The performance of the S&P 500 during the coronavirus pandemic can best be described as volatile. The index saw a drop from 3,386 on February 19, 2020, to 2,237 on March 23, 2020, a staggering 34% decrease in a little over one month. The index took one of its hardest hits of the pandemic on March 16, 2020, when the price dropped from 2,711 to 2,386, a 12% drop from the previous trading day. This decline accounts for the third worst day-over-day decrease in the history of the index. However, as Congress began and continues to roll out federal programs to help U.S. citizens combat the economic downturn, the index has seen a slow recovery. From March 23, 2020, to May 8, 2020, the S&P 500 increased 31%, a positive sign for investors.
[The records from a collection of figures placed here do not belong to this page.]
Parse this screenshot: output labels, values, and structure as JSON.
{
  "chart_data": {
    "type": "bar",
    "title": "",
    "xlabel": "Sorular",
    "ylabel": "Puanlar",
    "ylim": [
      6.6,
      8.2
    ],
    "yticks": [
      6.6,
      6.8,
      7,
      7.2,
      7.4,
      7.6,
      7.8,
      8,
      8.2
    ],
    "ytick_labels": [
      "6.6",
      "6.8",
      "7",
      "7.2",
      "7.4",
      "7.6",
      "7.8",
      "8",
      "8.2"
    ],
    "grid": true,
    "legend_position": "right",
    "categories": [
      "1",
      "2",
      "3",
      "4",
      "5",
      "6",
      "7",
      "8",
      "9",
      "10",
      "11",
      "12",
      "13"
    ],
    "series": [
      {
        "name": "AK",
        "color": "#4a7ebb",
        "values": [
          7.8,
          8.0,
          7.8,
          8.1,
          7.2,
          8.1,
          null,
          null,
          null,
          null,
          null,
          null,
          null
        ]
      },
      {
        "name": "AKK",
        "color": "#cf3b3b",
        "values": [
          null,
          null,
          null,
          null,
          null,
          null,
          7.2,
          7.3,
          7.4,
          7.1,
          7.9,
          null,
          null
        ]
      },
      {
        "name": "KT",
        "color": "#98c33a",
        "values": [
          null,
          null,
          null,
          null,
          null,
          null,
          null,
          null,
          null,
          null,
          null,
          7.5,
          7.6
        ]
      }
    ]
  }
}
The chart below shows the volatility of the closing price of the S&P 500.
The Dow Jones Industrial Average (DJIA) tells a similar story. The DJIA also hit its low point on March 23, 2020, when the index closed at 18,592, a 57% decrease from January 21, 2020, when the index closed at 29,196. Federal aid has also been kind to the DJIA. From March 23, 2020, to May 8, 2020, the index shot up 31% to 24,331. The chart below shows the volatility of the closing price of the DJIA.
As can be seen from the performance of the S&P 500 and the Dow Jones Industrial Average over the past few months, the coronavirus has plagued the stock market. These conditions have resulted in a bear market, defined as a condition in which a market experiences prolonged price declines. However, the market has slowly rebounded as the federal government has passed legislation to help those feeling the fiscal impact of COVID-19 (see related posts below).
It is difficult to determine how the public markets will behave over the next several months as the United States continues to recover from the pandemic. The GYF Business Valuation and Litigation Services Group will continue to watch the markets to determine the impact of the national economy on privately held businesses in the process of undertaking or contemplating a business valuation.